Laser interference photoetching is an important method of manufacturing micro or nano-scale array device by exposing a photosensitive substrate using periodical diagram generated by interference between two or more laser beams. This photoetching technology is mainly applied in manufacturing devices which has a feature size lower than subwavelength such as hole array/matrix, spot array/matrix, pillar array/matrix, grating and micro-lens array etc., which have a wide application in national defense, civil engineering and scientific research etc.
Recently, some important engineering systems such as large astronomical telescope, laser ignition system for inertial confinement nuclear fusion and photoetching system etc., have an increasing demanded for size, grid density and precision, and grating manufacturing is developing towards meter-scaled size, nano-scaled precision and grid density of sub-10^4, and manufacturing gratings which have large size, high precision and high grid density has becoming a problem of main concern which needs to be solved. Conventional manufacturing technique mainly includes mechanical scratching, laser direct writing, and mechanical splicing, etc. The mechanical scratching has the disadvantages of poor precision in large-size processing, long periodical of processing, and ghost line present in processed gratings etc. The laser direct writing has the disadvantages of poor precision in large-size processing and long periodical of processing etc. The mechanical splicing has the disadvantages of poor precision of splicing, complicated splicing process and high cost etc. Thus it is difficult to use these techniques to achieve the above mentioned quality. In contrast, laser interference photoetching or holographic photoetching has advantages of high grid density and high precision in large-size process and short processing cycle etc. in manufacturing grating of the above-mentioned high quality, therefore, laser interference photoetching is gradually becoming the mainstream technology in manufacturing grating of large-size and high precision. The development of laser interference photoetching system is a major difficulty in laser interference photoetching applicable in manufacturing grating of large-size and high precision, and the development of laser interference photoetching system of high precision is really high technology. With respect to the development of laser interference photoetching system of high precision, major large companies or corporations and research institutes in the art have exerted lots of efforts. Image locking of high speed and high precision is a key technology which directly determines the precision of image locking. Many scientific institutes have made developments in this field, some of which have been disclosed in patents.
One patent of MIT, i.e., U.S. Pat. No. 5,142,385 discloses a laser interference photoetching system which comprises a image locking device which performs image locking through phase modulation of beams with an electro-optic phase modulator, but the electro-optic phase modulator has the disadvantages of low speed of phase modulation, low precision of modulation and narrow range of modulation, which is difficult to meet the requirements for image locking of high precision.
Another patent of MIT, i.e., U.S. Pat.

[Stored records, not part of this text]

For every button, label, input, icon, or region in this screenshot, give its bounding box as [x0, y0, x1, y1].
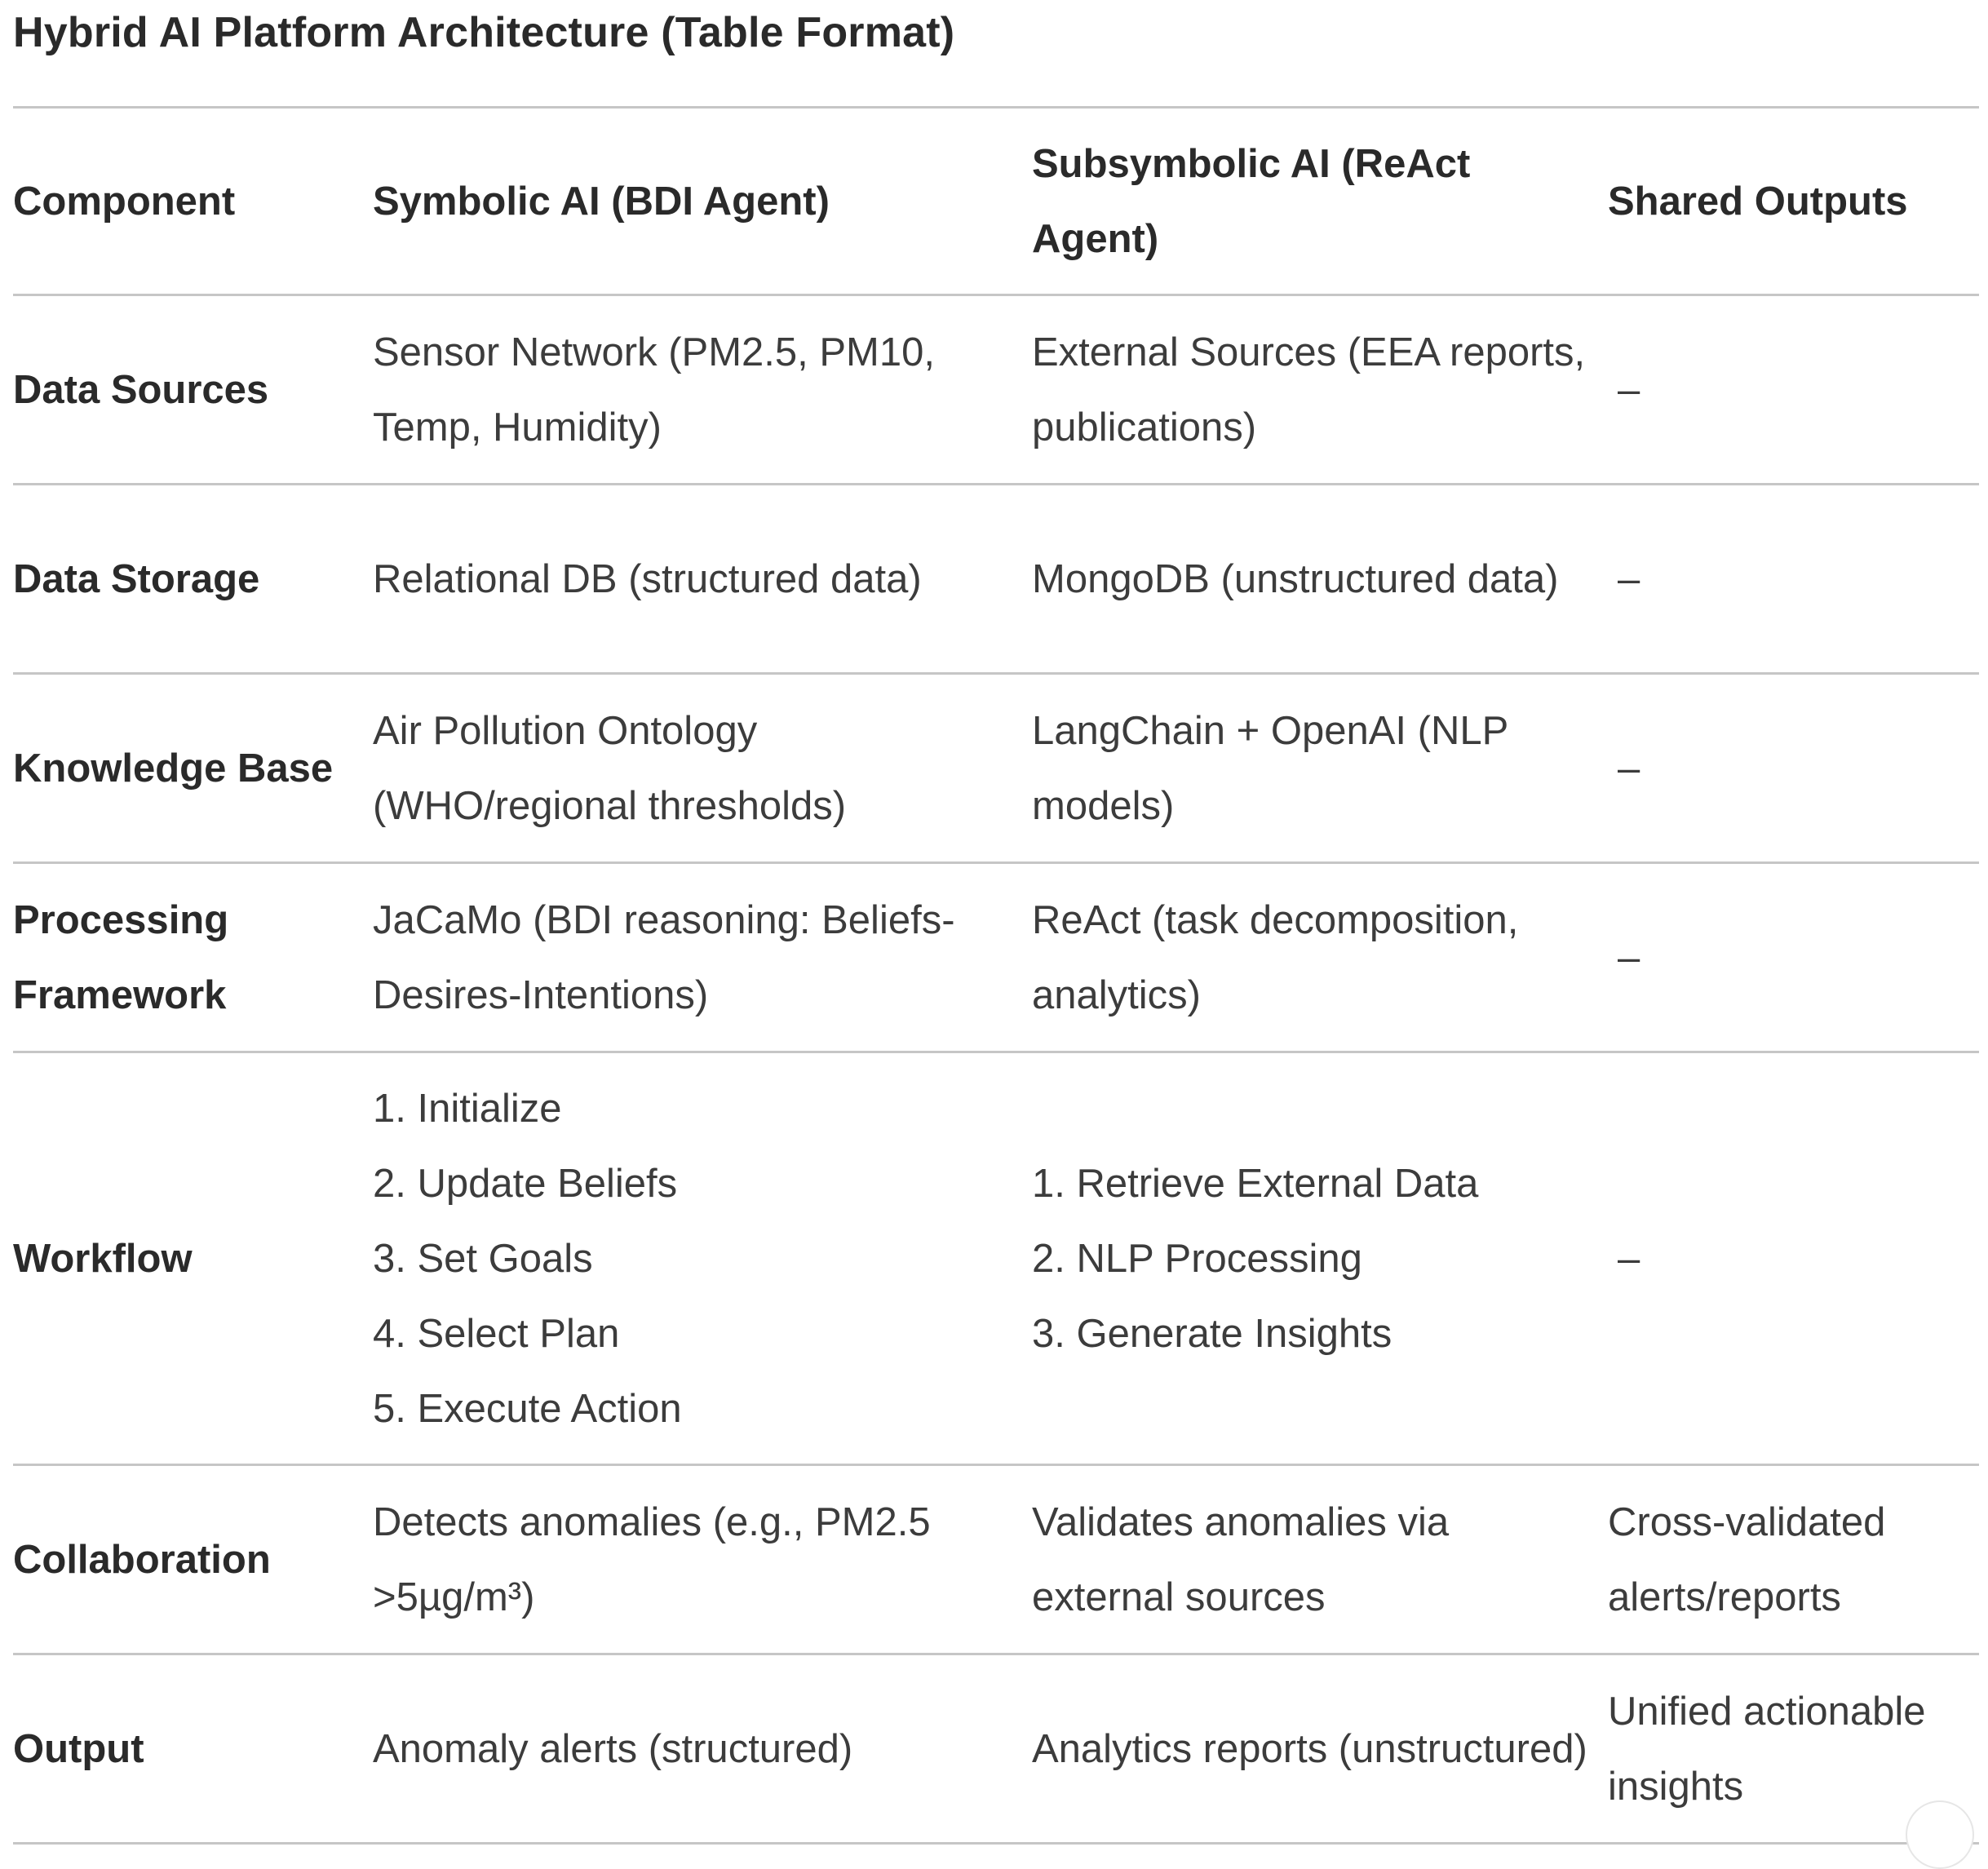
header-subsymbolic: Subsymbolic AI (ReAct Agent) [1032, 108, 1608, 295]
header-shared: Shared Outputs [1608, 108, 1979, 295]
row-label-collaboration: Collaboration [13, 1465, 373, 1654]
cell-subsymbolic: Validates anomalies via external sources [1032, 1465, 1608, 1654]
cell-shared [1608, 295, 1979, 485]
dash: – [1618, 556, 1640, 601]
cell-subsymbolic: Analytics reports (unstructured) [1032, 1654, 1608, 1844]
workflow-step: 1. Initialize [373, 1086, 562, 1131]
table-row [13, 674, 1979, 863]
workflow-step: 1. Retrieve External Data [1032, 1161, 1479, 1206]
table-row [13, 485, 1979, 674]
workflow-step: 2. Update Beliefs [373, 1161, 678, 1206]
cell-symbolic: JaCaMo (BDI reasoning: Beliefs-Desires-Intentions) [373, 863, 1032, 1052]
cell-shared [1608, 863, 1979, 1052]
row-label-data-storage: Data Storage [13, 485, 373, 674]
cell-symbolic: Air Pollution Ontology (WHO/regional thresholds) [373, 674, 1032, 863]
scroll-down-button[interactable] [1906, 1800, 1974, 1869]
row-label-processing-framework: Processing Framework [13, 863, 373, 1052]
workflow-step: 4. Select Plan [373, 1311, 620, 1356]
cell-subsymbolic: ReAct (task decomposition, analytics) [1032, 863, 1608, 1052]
workflow-step: 2. NLP Processing [1032, 1236, 1362, 1281]
cell-shared [1608, 485, 1979, 674]
document [13, 0, 1979, 1845]
workflow-step: 3. Generate Insights [1032, 1311, 1392, 1356]
cell-symbolic: Detects anomalies (e.g., PM2.5 >5µg/m³) [373, 1465, 1032, 1654]
cell-symbolic: Anomaly alerts (structured) [373, 1654, 1032, 1844]
cell-symbolic: Relational DB (structured data) [373, 485, 1032, 674]
workflow-step: 5. Execute Action [373, 1386, 682, 1431]
table-header [13, 108, 1979, 295]
cell-shared: Cross-validated alerts/reports [1608, 1465, 1979, 1654]
row-label-output: Output [13, 1654, 373, 1844]
header-symbolic: Symbolic AI (BDI Agent) [373, 108, 1032, 295]
cell-subsymbolic: LangChain + OpenAI (NLP models) [1032, 674, 1608, 863]
architecture-table [13, 106, 1979, 1845]
workflow-step: 3. Set Goals [373, 1236, 593, 1281]
dash: – [1618, 746, 1640, 791]
cell-subsymbolic: External Sources (EEA reports, publications) [1032, 295, 1608, 485]
cell-shared: Unified actionable insights [1608, 1654, 1979, 1844]
table-row [13, 1654, 1979, 1844]
page-title: Hybrid AI Platform Architecture (Table Format) [13, 9, 955, 56]
cell-subsymbolic: MongoDB (unstructured data) [1032, 485, 1608, 674]
cell-shared [1608, 1052, 1979, 1465]
row-label-data-sources: Data Sources [13, 295, 373, 485]
table-body [13, 295, 1979, 1844]
cell-symbolic: Sensor Network (PM2.5, PM10, Temp, Humidity) [373, 295, 1032, 485]
table-row [13, 863, 1979, 1052]
table-row [13, 1465, 1979, 1654]
cell-shared [1608, 674, 1979, 863]
cell-symbolic [373, 1052, 1032, 1465]
table-row [13, 1052, 1979, 1465]
header-component: Component [13, 108, 373, 295]
row-label-workflow: Workflow [13, 1052, 373, 1465]
table-row [13, 295, 1979, 485]
header-row [13, 108, 1979, 295]
dash: – [1618, 935, 1640, 980]
row-label-knowledge-base: Knowledge Base [13, 674, 373, 863]
cell-subsymbolic [1032, 1052, 1608, 1465]
dash: – [1618, 367, 1640, 412]
dash: – [1618, 1236, 1640, 1281]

No. 6,882,477B1 discloses a scanning laser interference photoetching system, which comprises an acoustic-optic image locking device which performs image locking through phase modulation of beams with an acoustic-optic modulator. Although the acoustic-optic modulator has advantages of high speed of modulation, high precision of modulation and infinite range of modulation etc., however, the acoustic-optic modulator performs phase modulation through frequency modulation, which changes the frequency and coherence characteristics. And during the frequency modulation, the direction of beam emitted from the acoustic-optic modulator also changes which may influence the precision of image locking, the contrast ratio of image, and depth of focus, and size of focal spot etc. of the system. Besides, the phase modulation by the acoustic-optic modulator may increase the complicatedness of optical path of the system. Taking the above issues into consideration, the phase modulation by the acoustic-optic modulator may not be an optimal choice. Meanwhile, this patent also discloses an image locking device which performs image locking through phase modulation with an optical reflector seat driven by piezoelectric ceramics. This image locking device performs phase modulation of beams by changing the position of the reflector with the optical reflector seat driven by piezoelectric ceramics. This method does not change the frequency of beams and does not influence the coherence characteristics of the exposing rays, but the change of the position of the reflector may influence the contrast ratio of image, and depth of focus and size of focal spot etc. of the system, and the driving of the optical reflector seat by piezoelectric ceramics has the disadvantages of low speed of modulation, low precision of modulation, and limited range of modulation, which is also difficult to meet the requirements of image locking of high speed and high precision.
In view of the above problems, the present invention aims to provide an optical grating phase modulator used for phase modulation in a laser interference photoetching system, in which the phase modulator is achieved by Doppler shift effect of a moving grating, and such a phase modulator has the advantages of high speed of phase modulation, high precision of modulation and wide range of modulation etc. With a proper arrangement of laser interference photoetching system, the phase modulation of the grating phase modulator does not influence the precision of the system, the contrast ratio of image, and depth of focus and size of focal spot etc. of the system, and besides, the optical path of the system is simple, all of which make contributions to the improvement of the overall performance of the laser interference photoetching system.